By Subrat Patnaik and Siddharth Cavale | February 5, 2016

Chipotle Mexican Grill Inc said a federal criminal probe linked to a food safety incident at a California restaurant has widened into a national investigation, sending its shares down 7 percent in extended trading on Tuesday.

The burrito chain also said sales at established restaurants plunged about 36 percent in January, following a 14.6 percent drop in the fourth quarter, the first decline in Chipotle’s 10-year existence as a public company.

Chipotle said heavy spending on food safety would weigh on current quarter results. It forecast it would break even on a per-share basis, compared with analysts expectations of a profit of $2.07 per share, according to Thomson Reuters I/B/E/S.

“2016 will be a very difficult year,” co-Chief Executive Steve Ells said in a statement.

Chipotle received a new subpoena at the end of January, seeking information related to company-wide food safety matters dating back to Jan. 1, 2013, and superseding an earlier subpoena that was limited to just one restaurant in Simi Valley, in Southern California.

The expanded investigation could focus on what managers at Chipotle’s headquarters knew about the conditions at restaurants around the country and when, said Bill Marler, an attorney representing Chipotle customers.

Chipotle said it intended to fully cooperate in the investigation by the U.S. attorney’s office for the Central District of California.

More than 50 people across 14 U.S. states fell sick in two E.coli outbreaks last year after eating at Chipotle outlets.
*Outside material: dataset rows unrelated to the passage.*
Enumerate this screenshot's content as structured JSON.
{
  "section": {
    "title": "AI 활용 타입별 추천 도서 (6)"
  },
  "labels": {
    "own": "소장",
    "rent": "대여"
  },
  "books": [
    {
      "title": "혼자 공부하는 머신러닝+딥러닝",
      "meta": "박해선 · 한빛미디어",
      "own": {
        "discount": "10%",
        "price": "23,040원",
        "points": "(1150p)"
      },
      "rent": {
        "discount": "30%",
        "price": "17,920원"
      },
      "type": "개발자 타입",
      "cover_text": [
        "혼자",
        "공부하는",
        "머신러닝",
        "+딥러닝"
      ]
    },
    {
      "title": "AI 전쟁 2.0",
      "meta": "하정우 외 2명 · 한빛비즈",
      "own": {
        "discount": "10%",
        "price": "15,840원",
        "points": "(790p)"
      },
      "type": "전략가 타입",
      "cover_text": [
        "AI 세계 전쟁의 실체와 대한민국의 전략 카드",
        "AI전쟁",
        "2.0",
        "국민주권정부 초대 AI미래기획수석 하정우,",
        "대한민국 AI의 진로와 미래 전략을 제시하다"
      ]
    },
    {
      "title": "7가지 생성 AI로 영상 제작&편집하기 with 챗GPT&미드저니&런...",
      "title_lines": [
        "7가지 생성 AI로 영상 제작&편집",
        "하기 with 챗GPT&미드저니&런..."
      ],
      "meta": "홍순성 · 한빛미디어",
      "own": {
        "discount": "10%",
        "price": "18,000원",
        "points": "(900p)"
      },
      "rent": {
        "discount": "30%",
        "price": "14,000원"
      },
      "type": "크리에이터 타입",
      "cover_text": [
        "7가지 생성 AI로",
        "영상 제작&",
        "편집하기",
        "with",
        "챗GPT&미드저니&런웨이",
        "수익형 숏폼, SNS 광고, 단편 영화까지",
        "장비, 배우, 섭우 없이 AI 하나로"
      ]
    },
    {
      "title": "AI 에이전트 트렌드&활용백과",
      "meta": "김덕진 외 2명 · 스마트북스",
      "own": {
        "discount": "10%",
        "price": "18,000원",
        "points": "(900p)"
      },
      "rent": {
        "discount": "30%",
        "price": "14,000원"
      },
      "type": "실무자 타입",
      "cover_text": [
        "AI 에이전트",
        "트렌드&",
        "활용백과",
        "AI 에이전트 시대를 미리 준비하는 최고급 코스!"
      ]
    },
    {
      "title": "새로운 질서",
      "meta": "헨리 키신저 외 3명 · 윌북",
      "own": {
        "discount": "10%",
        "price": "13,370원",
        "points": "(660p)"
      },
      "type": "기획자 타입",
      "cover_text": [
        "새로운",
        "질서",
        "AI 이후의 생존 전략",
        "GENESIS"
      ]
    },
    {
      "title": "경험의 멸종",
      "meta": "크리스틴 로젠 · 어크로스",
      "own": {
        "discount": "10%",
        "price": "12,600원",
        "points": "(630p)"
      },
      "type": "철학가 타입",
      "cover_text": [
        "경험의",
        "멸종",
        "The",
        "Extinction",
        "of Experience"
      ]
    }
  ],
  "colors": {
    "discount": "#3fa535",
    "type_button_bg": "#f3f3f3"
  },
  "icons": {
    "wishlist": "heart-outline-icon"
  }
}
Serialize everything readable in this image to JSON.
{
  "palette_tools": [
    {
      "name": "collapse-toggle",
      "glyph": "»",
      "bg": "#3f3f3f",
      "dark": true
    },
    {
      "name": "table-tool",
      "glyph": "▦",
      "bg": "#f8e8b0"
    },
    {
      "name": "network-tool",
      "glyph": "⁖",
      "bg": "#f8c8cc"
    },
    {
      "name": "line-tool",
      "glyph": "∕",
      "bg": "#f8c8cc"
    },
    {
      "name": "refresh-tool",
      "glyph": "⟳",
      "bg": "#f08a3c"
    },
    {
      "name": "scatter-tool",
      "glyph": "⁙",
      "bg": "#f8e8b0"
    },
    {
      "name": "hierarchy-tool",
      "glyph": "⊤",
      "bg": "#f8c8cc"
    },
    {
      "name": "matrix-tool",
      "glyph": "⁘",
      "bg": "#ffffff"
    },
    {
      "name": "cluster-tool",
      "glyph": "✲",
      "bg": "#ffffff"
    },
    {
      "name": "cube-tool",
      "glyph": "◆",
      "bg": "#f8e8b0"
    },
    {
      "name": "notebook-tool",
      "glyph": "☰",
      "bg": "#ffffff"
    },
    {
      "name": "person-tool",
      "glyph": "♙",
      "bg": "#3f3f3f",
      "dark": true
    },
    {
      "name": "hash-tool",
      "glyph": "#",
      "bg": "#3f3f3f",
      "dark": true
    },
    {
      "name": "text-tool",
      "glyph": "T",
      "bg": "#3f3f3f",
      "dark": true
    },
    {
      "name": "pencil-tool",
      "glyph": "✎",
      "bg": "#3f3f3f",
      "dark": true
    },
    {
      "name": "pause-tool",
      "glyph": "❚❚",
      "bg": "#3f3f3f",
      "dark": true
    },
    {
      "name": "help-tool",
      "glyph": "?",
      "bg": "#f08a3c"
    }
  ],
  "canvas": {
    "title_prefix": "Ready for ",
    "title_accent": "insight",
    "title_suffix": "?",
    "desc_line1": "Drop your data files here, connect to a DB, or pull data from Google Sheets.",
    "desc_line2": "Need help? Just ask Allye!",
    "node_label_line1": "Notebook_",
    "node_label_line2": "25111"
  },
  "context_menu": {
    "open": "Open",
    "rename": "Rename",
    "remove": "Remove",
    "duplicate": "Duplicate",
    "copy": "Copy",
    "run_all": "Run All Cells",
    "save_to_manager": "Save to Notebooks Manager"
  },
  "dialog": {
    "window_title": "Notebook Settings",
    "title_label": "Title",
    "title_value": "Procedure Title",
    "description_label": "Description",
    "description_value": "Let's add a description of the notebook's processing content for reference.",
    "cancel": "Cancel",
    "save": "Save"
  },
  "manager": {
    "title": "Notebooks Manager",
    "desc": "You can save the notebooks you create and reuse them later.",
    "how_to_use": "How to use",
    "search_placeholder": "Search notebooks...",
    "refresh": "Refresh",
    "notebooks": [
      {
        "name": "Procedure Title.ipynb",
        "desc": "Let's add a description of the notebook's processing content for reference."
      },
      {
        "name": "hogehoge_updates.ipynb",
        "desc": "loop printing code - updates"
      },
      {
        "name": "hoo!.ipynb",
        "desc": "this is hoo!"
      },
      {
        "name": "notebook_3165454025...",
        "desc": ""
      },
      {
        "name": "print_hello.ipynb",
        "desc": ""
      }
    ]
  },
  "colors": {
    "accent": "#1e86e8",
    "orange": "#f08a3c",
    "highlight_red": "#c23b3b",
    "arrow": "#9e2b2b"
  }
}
Norovirus outbreaks were also reported in Massachusetts and California.

The outbreaks have driven away customers, wiped more than a quarter off the company’s stock price and resulted in a shareholder lawsuit.

The investigation will keep the story in the media and could damage future earnings if a settlement is reached or compensation is granted, said Neil Saunders, managing director of research and consulting firm Conlumino.
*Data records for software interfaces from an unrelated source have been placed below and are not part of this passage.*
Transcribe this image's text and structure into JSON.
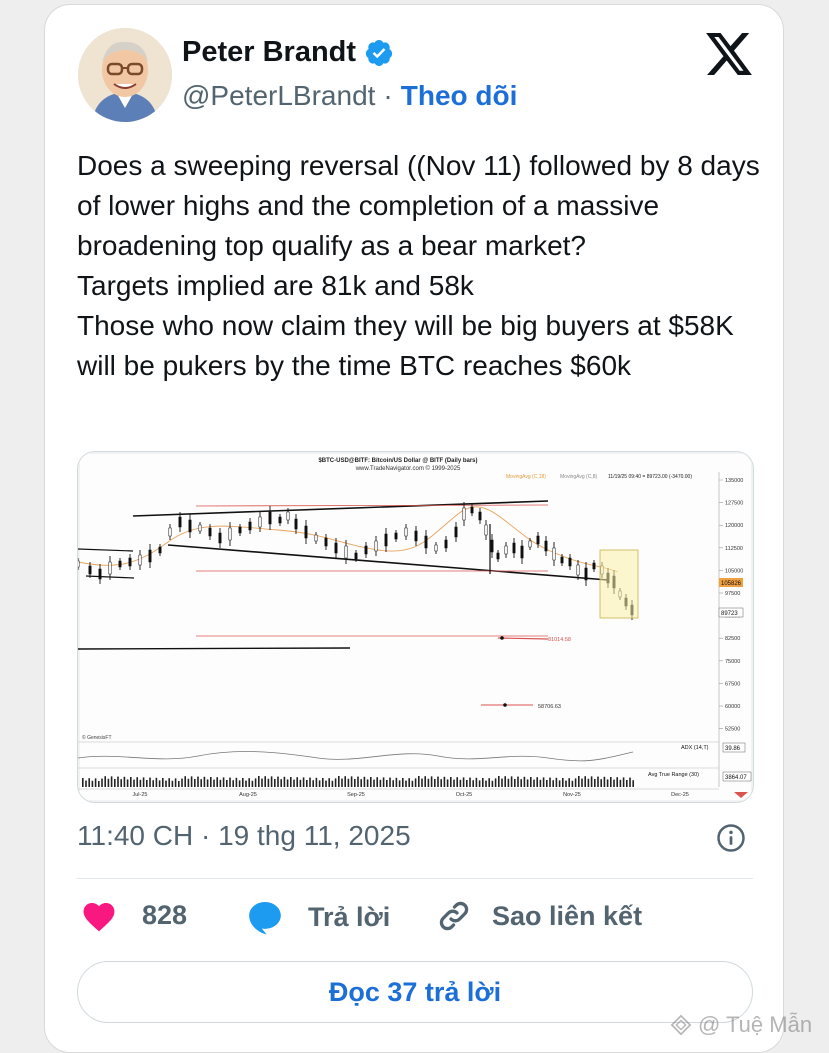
{
  "author": {
    "name": "Peter Brandt",
    "handle": "@PeterLBrandt",
    "separator": "·",
    "follow_label": "Theo dõi"
  },
  "tweet": {
    "text": "Does a sweeping reversal ((Nov 11) followed by 8 days of lower highs and the completion of a massive broadening top qualify as a bear market?\nTargets implied are 81k and 58k\nThose who now claim they will be big buyers at $58K will be pukers by the time BTC reaches $60k",
    "timestamp": "11:40 CH · 19 thg 11, 2025"
  },
  "chart": {
    "title": "$BTC-USD@BITF:  Bitcoin/US Dollar @ BITF  (Daily bars)",
    "source": "www.TradeNavigator.com © 1999-2025",
    "ma_label_1": "MovingAvg (C,18)",
    "ma_label_2": "MovingAvg (C,8)",
    "quote": "11/19/25 09:40 = 89723.00 (-3470.00)",
    "price_ticks": [
      "135000",
      "127500",
      "120000",
      "112500",
      "105000",
      "97500",
      "90000",
      "82500",
      "75000",
      "67500",
      "60000",
      "52500"
    ],
    "last_price_tag": "105826",
    "current_price_tag": "89723",
    "target_1": "81014.58",
    "target_2": "58706.63",
    "genesis": "© GenesisFT",
    "adx_label": "ADX (14,T)",
    "adx_value": "39.86",
    "atr_label": "Avg True Range (30)",
    "atr_value": "3864.07",
    "months": [
      "Jul-25",
      "Aug-25",
      "Sep-25",
      "Oct-25",
      "Nov-25",
      "Dec-25"
    ]
  },
  "actions": {
    "like_count": "828",
    "reply_label": "Trả lời",
    "copy_link_label": "Sao liên kết",
    "read_replies_label": "Đọc 37 trả lời"
  },
  "watermark": "@ Tuệ Mẫn",
  "colors": {
    "accent": "#1d6fd8",
    "like": "#f91880",
    "reply_icon": "#1d9bf0",
    "target_line": "#d9534f"
  }
}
“While we do not believe the brand is beyond repair, we do maintain that both time and investment are required to repair the damage done,” Saunders said. “Chipotle has taken a big leap back, and it will take many smaller steps forward to regain the ground that has been lost.”

The U.S. Centers for Disease Control and Prevention, however, said on Monday that the E.coli outbreaks linked to Chipotle appeared to be over.

The company’s net income plunged 44 percent to $67.9 million, or $2.17 per share, in the quarter ended Dec. 31.

Revenue declined 6.8 percent to $997.5 million.

“The fourth quarter of 2015 was the most challenging period in Chipotle’s history,” Ells said.

Chipotle’s shares, which surged to an all-time high of $758.61 last August, after going public at an offering price of $22 in 2006, were trading at $442 after the bell.